Traduction concrète de nos investissements en faveur des technologies sans émission de carbone, l’arrivée des trains à hydrogène vise à remplacer les locomotives et les automoteurs TER diesel circulant sur les parties non électrifiées du réseau. Le diesel représente, en effet, encore 26% de l’énergie consommée par TER et est responsable de 61 % de leurs émissions de CO2.

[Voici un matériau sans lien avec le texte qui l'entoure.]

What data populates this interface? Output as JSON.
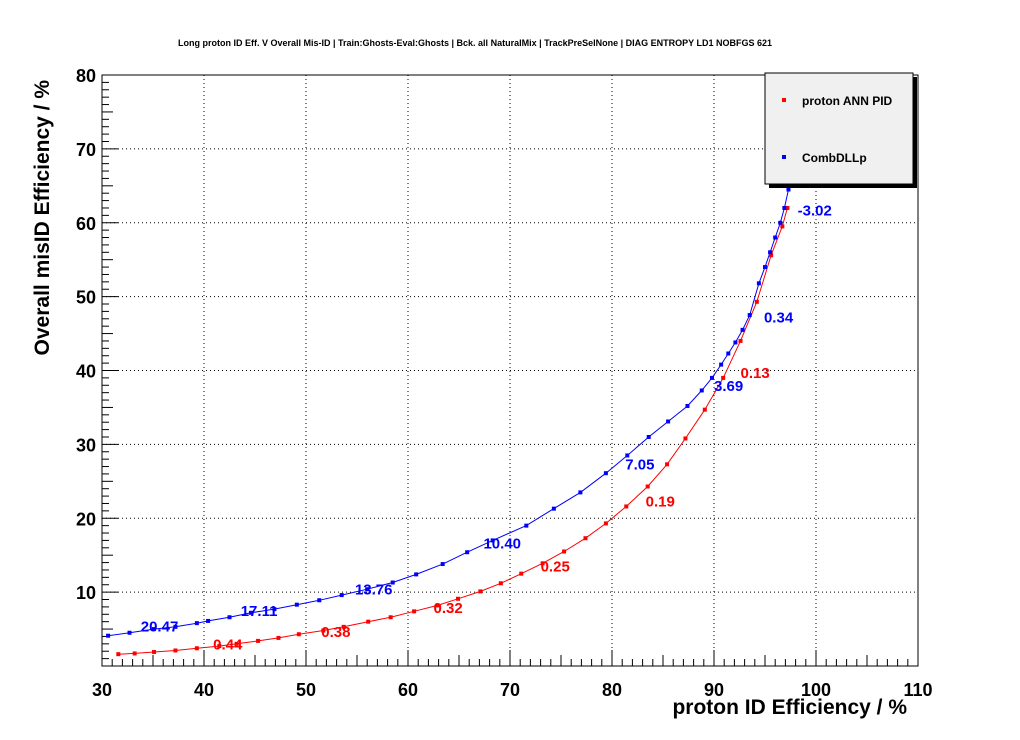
{
  "chart_data": {
    "type": "scatter",
    "title": "Long proton ID Eff. V Overall Mis-ID | Train:Ghosts-Eval:Ghosts | Bck. all NaturalMix | TrackPreSelNone | DIAG ENTROPY LD1 NOBFGS 621",
    "xlabel": "proton ID Efficiency / %",
    "ylabel": "Overall misID Efficiency / %",
    "xlim": [
      30,
      110
    ],
    "ylim": [
      0,
      80
    ],
    "xticks": [
      30,
      40,
      50,
      60,
      70,
      80,
      90,
      100,
      110
    ],
    "yticks": [
      10,
      20,
      30,
      40,
      50,
      60,
      70,
      80
    ],
    "grid": true,
    "legend_position": "top-right",
    "series": [
      {
        "name": "proton ANN PID",
        "color": "#ff0000",
        "x": [
          31.6,
          33.2,
          35.1,
          37.2,
          39.3,
          41.5,
          43.2,
          45.3,
          47.3,
          49.3,
          51.7,
          53.7,
          56.1,
          58.3,
          60.6,
          62.9,
          64.9,
          67.1,
          69.1,
          71.1,
          73.2,
          75.3,
          77.4,
          79.4,
          81.4,
          83.5,
          85.4,
          87.2,
          89.1,
          90.9,
          92.6,
          94.2,
          95.6,
          96.7,
          97.2
        ],
        "y": [
          1.6,
          1.7,
          1.9,
          2.1,
          2.4,
          2.7,
          3.0,
          3.4,
          3.8,
          4.3,
          4.8,
          5.3,
          6.0,
          6.6,
          7.4,
          8.2,
          9.1,
          10.1,
          11.2,
          12.5,
          13.9,
          15.5,
          17.3,
          19.3,
          21.6,
          24.3,
          27.3,
          30.8,
          34.7,
          39.0,
          44.0,
          49.3,
          55.6,
          59.5,
          62.0
        ]
      },
      {
        "name": "CombDLLp",
        "color": "#0000ff",
        "x": [
          30.6,
          32.7,
          35.1,
          37.2,
          39.3,
          40.4,
          42.5,
          44.6,
          46.9,
          49.1,
          51.3,
          53.5,
          56.0,
          58.5,
          60.8,
          63.4,
          65.8,
          68.3,
          71.6,
          74.3,
          76.9,
          79.4,
          81.5,
          83.6,
          85.5,
          87.4,
          88.8,
          89.8,
          90.7,
          91.4,
          92.1,
          92.8,
          93.5,
          94.4,
          95.0,
          95.5,
          96.0,
          96.5,
          96.9,
          97.3
        ],
        "y": [
          4.1,
          4.5,
          5.0,
          5.3,
          5.8,
          6.1,
          6.6,
          7.2,
          7.7,
          8.3,
          8.9,
          9.6,
          10.4,
          11.3,
          12.4,
          13.8,
          15.4,
          17.0,
          19.0,
          21.3,
          23.5,
          26.1,
          28.5,
          31.0,
          33.1,
          35.2,
          37.3,
          39.0,
          40.8,
          42.3,
          43.8,
          45.5,
          47.5,
          51.8,
          54.0,
          56.0,
          58.0,
          60.0,
          62.0,
          64.5
        ]
      }
    ],
    "annotations": [
      {
        "series": "CombDLLp",
        "text": "20.47",
        "x": 33.8,
        "y": 4.7
      },
      {
        "series": "CombDLLp",
        "text": "17.11",
        "x": 43.6,
        "y": 6.8
      },
      {
        "series": "CombDLLp",
        "text": "13.76",
        "x": 54.8,
        "y": 9.7
      },
      {
        "series": "CombDLLp",
        "text": "10.40",
        "x": 67.4,
        "y": 15.9
      },
      {
        "series": "CombDLLp",
        "text": "7.05",
        "x": 81.3,
        "y": 26.6
      },
      {
        "series": "CombDLLp",
        "text": "3.69",
        "x": 90.0,
        "y": 37.2
      },
      {
        "series": "CombDLLp",
        "text": "0.34",
        "x": 94.9,
        "y": 46.5
      },
      {
        "series": "CombDLLp",
        "text": "-3.02",
        "x": 98.2,
        "y": 61.0
      },
      {
        "series": "proton ANN PID",
        "text": "0.44",
        "x": 40.9,
        "y": 2.2
      },
      {
        "series": "proton ANN PID",
        "text": "0.38",
        "x": 51.5,
        "y": 3.9
      },
      {
        "series": "proton ANN PID",
        "text": "0.32",
        "x": 62.5,
        "y": 7.2
      },
      {
        "series": "proton ANN PID",
        "text": "0.25",
        "x": 73.0,
        "y": 12.8
      },
      {
        "series": "proton ANN PID",
        "text": "0.19",
        "x": 83.3,
        "y": 21.6
      },
      {
        "series": "proton ANN PID",
        "text": "0.13",
        "x": 92.6,
        "y": 39.0
      }
    ]
  }
}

Depuis plusieurs années, nous travaillons avec les constructeurs au développement de matériel TER toujours moins polluant. La mise en circulation commerciale, prévue fin 2025, de 12 à 14 rames à hydrogène figure au cœur de cet engagement.

En savoir plus sur TER

  • 14

    rames Régiolis H2 commandées

  • 231

    millions d’euros, c’est le coût global de ce projet

SNCF s’engage - le train à hydrogène

Un projet ambitieux au cœur des territoires

L'un des intérêts principaux du train à hydrogène est son autonomie, qui permet son exploitation sur les lignes non électrifiées.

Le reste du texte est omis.